Courtesy of TIFF
In the expansive Wyoming desert circa 1977, a young woman poses for photographer Rodney Alcala (Daniel Zovatto), and our first glimpse of her is via his camera lens. It’s an ostensibly unassuming image, and yet it’s one that speaks pointedly to the gender-specific issues (of sight, beauty, performance and self-worth) at the heart of Woman of the Hour. This film, which premiered at the Toronto Film Festival, is director/star Anna Kendrick’s compact and cutting portrait of Rodney, who became infamous for appearing on The Dating Game while in the midst of a years-long rape and murder spree. A true-crime thriller that also operates as a damning commentary on societal misogyny—especially in Hollywood—it’s as chillingly sharp and canny as its deranged fiend.

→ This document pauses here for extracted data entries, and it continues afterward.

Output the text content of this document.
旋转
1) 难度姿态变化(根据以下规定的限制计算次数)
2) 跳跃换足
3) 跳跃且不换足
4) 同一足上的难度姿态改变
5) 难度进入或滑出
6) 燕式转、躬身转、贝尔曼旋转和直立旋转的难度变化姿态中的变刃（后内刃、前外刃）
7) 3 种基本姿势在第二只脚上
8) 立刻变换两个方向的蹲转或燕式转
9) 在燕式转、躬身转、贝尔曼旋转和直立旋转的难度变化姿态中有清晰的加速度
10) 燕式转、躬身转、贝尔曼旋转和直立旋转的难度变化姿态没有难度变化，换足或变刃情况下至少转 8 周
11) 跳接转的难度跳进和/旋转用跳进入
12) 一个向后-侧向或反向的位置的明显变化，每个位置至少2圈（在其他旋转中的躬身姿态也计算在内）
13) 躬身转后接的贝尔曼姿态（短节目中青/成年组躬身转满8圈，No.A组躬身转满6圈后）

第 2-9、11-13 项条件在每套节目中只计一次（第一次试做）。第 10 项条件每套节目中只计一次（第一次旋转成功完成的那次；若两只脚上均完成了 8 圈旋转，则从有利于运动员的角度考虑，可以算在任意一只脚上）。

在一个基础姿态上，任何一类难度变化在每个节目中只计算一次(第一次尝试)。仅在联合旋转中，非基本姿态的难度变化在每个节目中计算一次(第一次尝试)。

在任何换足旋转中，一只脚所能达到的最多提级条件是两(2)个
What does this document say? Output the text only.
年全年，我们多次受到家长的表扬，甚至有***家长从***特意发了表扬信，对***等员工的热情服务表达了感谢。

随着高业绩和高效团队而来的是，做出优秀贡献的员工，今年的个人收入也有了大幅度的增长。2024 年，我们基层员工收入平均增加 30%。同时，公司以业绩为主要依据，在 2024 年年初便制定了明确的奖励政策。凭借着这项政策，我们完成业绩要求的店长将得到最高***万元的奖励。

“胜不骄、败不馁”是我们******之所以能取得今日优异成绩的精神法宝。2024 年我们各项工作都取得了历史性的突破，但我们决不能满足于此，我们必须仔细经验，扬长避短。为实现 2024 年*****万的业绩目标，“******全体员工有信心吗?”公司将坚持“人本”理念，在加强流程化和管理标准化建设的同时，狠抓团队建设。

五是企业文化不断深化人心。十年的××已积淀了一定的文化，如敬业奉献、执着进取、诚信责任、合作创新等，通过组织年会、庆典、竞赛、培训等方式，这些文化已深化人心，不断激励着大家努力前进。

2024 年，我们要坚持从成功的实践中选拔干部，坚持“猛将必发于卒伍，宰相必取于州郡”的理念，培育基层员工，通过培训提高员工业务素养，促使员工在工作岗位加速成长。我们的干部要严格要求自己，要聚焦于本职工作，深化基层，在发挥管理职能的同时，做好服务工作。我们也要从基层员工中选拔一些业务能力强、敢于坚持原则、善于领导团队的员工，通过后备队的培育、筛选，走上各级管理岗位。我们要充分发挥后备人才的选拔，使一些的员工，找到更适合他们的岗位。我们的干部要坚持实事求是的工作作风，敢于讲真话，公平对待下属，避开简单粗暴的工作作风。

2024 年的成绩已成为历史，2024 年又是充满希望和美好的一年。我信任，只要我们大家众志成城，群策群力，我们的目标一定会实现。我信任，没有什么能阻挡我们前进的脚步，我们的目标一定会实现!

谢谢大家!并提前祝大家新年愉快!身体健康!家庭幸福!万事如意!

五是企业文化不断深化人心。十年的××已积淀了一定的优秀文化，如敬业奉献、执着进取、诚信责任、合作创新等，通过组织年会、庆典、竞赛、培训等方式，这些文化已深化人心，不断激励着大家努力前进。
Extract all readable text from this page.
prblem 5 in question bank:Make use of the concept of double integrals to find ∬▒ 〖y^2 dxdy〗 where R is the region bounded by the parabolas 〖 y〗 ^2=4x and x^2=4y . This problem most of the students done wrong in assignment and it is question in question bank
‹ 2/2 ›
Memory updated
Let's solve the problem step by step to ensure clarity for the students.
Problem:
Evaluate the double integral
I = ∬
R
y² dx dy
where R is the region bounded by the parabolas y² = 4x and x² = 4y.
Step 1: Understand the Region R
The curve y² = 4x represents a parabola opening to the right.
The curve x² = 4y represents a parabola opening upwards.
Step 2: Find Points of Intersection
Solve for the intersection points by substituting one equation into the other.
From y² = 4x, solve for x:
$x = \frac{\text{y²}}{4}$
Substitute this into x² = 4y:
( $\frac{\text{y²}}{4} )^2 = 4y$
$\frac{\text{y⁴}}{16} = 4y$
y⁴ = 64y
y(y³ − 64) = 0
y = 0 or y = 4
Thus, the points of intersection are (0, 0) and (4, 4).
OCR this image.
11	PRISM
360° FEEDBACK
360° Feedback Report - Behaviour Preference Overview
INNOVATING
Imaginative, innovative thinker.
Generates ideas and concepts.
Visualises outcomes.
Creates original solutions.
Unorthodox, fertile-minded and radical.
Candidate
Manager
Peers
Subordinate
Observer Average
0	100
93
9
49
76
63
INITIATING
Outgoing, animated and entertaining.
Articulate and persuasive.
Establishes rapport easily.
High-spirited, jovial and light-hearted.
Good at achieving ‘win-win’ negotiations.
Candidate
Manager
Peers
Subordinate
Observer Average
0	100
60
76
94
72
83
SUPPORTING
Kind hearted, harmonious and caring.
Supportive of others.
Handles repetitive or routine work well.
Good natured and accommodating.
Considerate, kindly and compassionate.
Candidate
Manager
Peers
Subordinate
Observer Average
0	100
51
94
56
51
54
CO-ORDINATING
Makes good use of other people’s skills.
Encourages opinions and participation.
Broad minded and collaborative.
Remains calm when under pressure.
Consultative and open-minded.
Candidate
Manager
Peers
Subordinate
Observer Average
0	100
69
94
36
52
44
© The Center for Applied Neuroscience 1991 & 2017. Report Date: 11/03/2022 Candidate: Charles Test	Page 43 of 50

Kendrick exhibits astute directorial instincts from the opening moments of Woman of the Hour, when Rodney approaches his model to sensitively console her over recent heartbreak, strokes her hair and neck, and then twice tries to put his hand around her throat—an act that causes her to withdraw, stare at Rodney and down the hill, and briefly consider her situation as a defenseless woman with a stranger in the godforsaken middle of nowhere. It’s a momentary pause before the brutality, and an early sign that Kendrick cares about her characters as more than merely pawns on a bloody chessboard. Moreover, it demonstrates her preoccupation with the unspoken but powerfully felt dynamics that govern relationships between men and women, especially when it comes to the former’s pressure-filled demands (for sex, warmth, companionship, acquiescence) and the latter’s feeling that they’re obligated to cater to those needs.
Rodney’s reign of terror is presented episodically in Woman of the Hour, be it in Wyoming, California, or Los Angeles, where he temporarily worked at the Los Angeles Times and, in the film, attempts to lure a young gay colleague to the beach, only to be thwarted by a police interview that makes everyone extremely wary of him. Concurrently, it picks up with aspiring actress Cheryl Bradshaw (Kendrick) as she suffers through another failed audition, this time with two casting directors who care more about discussing movies than watching her. The only thing they are concerned about is whether Cheryl will do nudity, and when she says no, one of them opines (about her breasts), “I’m sure they’re fine.” Sexism is alive and well in the 1978 West Coast entertainment industry, where—even more than in everyday American life—women are expected to adhere to certain objectifying standards of beauty and behavior.